For Svay, the exhibition at Institut Français of Mon Boulet (2011), which showcases a video documenting his aforementioned, silver sphere performance, is secondary to the process of its creation. Although languidly shot and almost 20-minutes long, the video can hardly convey the agony of walking for six full days. The sphere looms larger than life, yet the elegance of its dimly gleaming aluminium body and roughly hewn, wooden yoke offers little hint of its immense weight. The inability to wholly communicate the trials endured in his performance mirrors the impossibility of conveying the experience of being a survivor of one of the most horrific conflicts in modern history. Svay’s performance practice hinges on a tension and silence that speaks volumes, and Mon Boulet is his most powerfully muted expression yet.
With “The Traffic Circle,” the artist shifts the attention from his own difficult past to his nation’s somewhat uncertain present. Dominating Sa Sa Bassac’s white cube space was Svay’s three-meter-high, pyramid-shaped structure adorned with a clutter of blue plastic pipes. The Traffic Circle (2012) speaks of messy collisions between past and present, power and poverty, and the real and imagined. The notion of power is carefully implied in the shape of the pyramid, which recalls diagrams often used to explain certain hierarchies of government and other organizations. In inviting visitors to circumnavigate this towering, absurd object, Svay is seemingly satirizing the veneration that coercive power can demand. The piped pyramid sits atop four rickety steps of salvaged wood, worn away by the touch of anonymous, forgotten generations. Just as Svay finds residues of his painful childhood in his current life, the artist locates many traces of Cambodia’s conflicted history beneath the country’s current cultural, political and economic dynamics.
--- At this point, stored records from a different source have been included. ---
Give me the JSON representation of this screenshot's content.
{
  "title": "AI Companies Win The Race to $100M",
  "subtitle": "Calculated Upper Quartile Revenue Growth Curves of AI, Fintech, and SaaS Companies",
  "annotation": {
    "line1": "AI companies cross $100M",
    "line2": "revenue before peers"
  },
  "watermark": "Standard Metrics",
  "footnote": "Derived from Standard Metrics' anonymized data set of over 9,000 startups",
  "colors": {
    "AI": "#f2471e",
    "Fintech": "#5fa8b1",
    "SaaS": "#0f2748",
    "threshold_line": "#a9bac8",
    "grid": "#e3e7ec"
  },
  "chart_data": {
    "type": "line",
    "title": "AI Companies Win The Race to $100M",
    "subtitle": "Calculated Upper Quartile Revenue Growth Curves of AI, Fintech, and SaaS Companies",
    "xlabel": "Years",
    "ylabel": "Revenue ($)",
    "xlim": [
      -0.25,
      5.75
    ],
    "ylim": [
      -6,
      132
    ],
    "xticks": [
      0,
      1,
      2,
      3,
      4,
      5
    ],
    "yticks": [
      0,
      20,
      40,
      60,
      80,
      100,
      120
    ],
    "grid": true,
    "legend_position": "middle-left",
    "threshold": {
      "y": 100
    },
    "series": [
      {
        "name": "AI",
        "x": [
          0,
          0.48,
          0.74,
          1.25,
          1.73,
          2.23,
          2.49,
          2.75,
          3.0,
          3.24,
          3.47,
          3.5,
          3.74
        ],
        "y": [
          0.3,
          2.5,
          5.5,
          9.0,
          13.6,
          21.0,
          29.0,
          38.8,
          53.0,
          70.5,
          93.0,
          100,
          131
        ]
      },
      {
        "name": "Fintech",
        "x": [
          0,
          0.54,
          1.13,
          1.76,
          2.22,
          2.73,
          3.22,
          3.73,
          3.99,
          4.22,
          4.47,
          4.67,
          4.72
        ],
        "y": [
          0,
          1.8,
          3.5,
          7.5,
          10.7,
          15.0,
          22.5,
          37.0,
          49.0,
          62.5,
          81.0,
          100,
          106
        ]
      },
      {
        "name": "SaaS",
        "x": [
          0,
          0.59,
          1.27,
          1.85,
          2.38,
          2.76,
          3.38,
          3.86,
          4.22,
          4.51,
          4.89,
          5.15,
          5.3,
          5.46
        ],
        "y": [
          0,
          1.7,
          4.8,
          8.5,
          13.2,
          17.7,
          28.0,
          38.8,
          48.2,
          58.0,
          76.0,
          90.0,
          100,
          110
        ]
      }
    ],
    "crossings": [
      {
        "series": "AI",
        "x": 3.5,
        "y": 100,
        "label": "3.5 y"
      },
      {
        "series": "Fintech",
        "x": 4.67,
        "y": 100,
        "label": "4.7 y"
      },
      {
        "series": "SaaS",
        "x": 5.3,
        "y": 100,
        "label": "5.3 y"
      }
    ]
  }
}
Alongside the sculpture hangs a digital print, in which the artist superimposes an image of his pyramid sculpture over Phnom Penh’s Independence Monument. This 1958 landmark was erected in celebration of the end of the French Protectorate rule, but today is rivaled in stature by long-reigning prime minister Hun Sen’s ostentatiously oversized residence, which overlooks the monument. Designed by Vann Molyvann, the monument is a lotus-shaped stupa adorned with mythical nagas (snake-like deities of Hinduism and Buddhism), like those seen at the Angkor Wat temple. In his sculpture, Svay switches the sacred nagas—traditionally held to possess protective powers—for profane pipes that are often used to ferry sewage waste. Looking at the installation, a common local expression comes to mind. “Do you have a tube?” in the Khmer language is a phrase used to slyly seek connection to power and authority. As in many developing and post-conflict societies, establishing such ties can be all-important in navigating life in Cambodia. Within these circumstances, Svay sees an unsteady foundation set by the nation’s history, which seems to overshadow contemporary society.
Svay’s practice has shifted from performances addressing the artist’s past to installations focused emphatically on the present. Confirming Svay’s standing among the country’s artists today, his works illuminate the untidy ties between what has passed and what still remains in Cambodian society.